Cynthia Perez-Vaughan immigrated to the United States with her family from Latin America over 20 years ago. She completed her Bachelor’s in Communications from San Francisco State University. Cynthia lived in the Bay Area and then Los Angeles for years working in the Spanish media, where she reported on stories related to health, immigration, and other topics affecting the Spanish-speaking community in the U.S. while also fine-tuning her ability to connect with individuals through interviews.
After returning to the Bay Area, she started working at HealthFirst in 2008 as a patient service representative, serving as a receptionist at the front desk and helping with administrative tasks. Cynthia fell in love with the program and decided to get her certificate from San Francisco City College to become a Community Health Worker (CHW). “Ever since I was a little girl, I wanted to work in health care,” says Cynthia. In 2010, Cynthia became a certified CHW and, in 2011 when a spot opened up at HealthFirst, she applied and got the position.
“Working at HealthFirst opened my eyes to focusing on my own health and the health of my family,” says Cynthia. Since working at HealthFirst, Cynthia has taken serious action towards improving her own health. Using the programs at HealthFirst, specifically the well-balanced plate plan, Cynthia was able to lose 32 pounds. After she began to lose weight and with the encouragement of a friend, she began to train for the San Francisco Half Marathon and completed the race in less than 3 hours – something she never thought possible before HealthFirst. Patients that have been with HealthFirst have seen Cynthia’s transformation first hand and often ask how she did it. “Knowing that diabetes runs in my family has inspired me to make lifestyle changes, but also the patients at HealthFirst have inspired me to make lifestyle changes,” Cynthia says. “I have to practice what I preach.”

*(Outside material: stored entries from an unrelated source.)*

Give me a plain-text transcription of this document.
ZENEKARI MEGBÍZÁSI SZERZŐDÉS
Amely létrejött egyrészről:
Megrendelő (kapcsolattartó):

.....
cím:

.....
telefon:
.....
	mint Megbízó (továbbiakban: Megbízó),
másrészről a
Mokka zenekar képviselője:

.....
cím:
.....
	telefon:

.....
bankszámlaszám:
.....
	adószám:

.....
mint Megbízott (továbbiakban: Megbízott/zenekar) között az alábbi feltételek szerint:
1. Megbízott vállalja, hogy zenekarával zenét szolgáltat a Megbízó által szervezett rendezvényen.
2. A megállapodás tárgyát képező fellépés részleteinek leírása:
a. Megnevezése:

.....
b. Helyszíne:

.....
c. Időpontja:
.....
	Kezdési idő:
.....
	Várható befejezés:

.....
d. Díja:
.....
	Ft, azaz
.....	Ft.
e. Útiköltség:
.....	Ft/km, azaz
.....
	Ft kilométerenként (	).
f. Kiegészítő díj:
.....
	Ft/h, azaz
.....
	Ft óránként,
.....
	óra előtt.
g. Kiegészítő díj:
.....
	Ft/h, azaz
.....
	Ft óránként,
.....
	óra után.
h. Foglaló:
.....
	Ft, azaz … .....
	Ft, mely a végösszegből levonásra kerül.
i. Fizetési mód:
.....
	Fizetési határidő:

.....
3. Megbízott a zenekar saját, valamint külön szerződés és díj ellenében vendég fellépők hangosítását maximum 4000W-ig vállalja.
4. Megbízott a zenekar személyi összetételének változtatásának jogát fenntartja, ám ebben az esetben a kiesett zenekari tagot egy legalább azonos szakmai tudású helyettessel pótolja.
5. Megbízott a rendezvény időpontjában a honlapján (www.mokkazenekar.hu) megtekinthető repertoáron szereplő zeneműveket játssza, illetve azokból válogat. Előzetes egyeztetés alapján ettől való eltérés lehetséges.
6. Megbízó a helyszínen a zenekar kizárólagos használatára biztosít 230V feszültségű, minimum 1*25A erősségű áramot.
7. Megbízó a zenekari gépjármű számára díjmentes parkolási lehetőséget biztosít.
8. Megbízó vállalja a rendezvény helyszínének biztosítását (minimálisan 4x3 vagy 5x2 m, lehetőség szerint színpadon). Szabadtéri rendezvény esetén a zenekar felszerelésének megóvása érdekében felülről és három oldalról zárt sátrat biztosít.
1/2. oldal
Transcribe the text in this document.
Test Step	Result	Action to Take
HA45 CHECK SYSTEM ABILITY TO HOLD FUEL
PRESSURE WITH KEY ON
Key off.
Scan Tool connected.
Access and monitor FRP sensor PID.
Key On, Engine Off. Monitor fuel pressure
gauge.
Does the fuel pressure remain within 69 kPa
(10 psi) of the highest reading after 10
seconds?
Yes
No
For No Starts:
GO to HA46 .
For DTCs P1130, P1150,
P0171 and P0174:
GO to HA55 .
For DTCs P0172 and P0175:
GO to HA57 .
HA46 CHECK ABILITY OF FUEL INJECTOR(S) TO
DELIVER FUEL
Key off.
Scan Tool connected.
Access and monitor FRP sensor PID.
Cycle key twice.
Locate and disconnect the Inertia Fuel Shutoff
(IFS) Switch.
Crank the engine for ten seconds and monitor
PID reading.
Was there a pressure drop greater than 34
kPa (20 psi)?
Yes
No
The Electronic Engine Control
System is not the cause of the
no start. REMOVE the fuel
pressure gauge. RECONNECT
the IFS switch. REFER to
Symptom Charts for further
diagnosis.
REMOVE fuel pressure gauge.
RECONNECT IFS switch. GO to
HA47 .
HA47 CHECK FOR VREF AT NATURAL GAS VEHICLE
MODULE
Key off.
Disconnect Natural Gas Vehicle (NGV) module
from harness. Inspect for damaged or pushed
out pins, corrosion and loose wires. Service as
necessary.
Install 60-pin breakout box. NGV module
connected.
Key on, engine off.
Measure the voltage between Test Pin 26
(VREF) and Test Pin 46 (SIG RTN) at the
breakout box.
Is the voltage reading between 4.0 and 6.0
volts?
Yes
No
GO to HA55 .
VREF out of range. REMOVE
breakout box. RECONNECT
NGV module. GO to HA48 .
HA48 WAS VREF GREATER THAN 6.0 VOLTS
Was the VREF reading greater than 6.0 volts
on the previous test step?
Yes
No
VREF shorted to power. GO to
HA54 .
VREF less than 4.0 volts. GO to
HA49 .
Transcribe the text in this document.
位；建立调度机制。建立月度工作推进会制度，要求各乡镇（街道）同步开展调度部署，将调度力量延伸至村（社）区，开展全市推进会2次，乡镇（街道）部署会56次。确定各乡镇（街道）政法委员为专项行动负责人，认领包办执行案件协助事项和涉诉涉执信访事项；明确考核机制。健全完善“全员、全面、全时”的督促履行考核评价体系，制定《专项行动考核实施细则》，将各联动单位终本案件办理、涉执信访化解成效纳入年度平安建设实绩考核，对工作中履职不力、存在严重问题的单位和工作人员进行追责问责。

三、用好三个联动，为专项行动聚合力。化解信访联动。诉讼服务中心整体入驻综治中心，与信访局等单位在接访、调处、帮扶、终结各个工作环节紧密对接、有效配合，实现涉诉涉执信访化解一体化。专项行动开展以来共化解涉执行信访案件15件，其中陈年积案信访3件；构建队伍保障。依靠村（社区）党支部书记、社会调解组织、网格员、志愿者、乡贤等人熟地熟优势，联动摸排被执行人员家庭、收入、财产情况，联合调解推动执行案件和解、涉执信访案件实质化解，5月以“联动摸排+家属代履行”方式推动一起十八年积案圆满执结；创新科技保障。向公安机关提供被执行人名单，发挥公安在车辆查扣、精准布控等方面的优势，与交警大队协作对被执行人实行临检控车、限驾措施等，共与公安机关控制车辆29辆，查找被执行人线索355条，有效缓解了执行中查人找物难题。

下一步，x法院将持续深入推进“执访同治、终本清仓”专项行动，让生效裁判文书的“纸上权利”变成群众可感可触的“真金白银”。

Cynthia’s personal transformation has allowed her to connect at a deeper level with patients during their coaching sessions. She says that since she is bi-lingual and familiar with the cultural norms of the community HealthFirst serves, she is able to make patients feel more at ease and share information with them that they might not be able to get elsewhere. Cynthia also says that her perspective as an immigrant, as someone with a family history of addiction and diabetes, as well as her health transformation, allow her to relate to patients and motivate them to make changes in their own health. Cynthia is still focused on portion control and exercise to continue to lose weight and improve her health while reducing her risk of disease.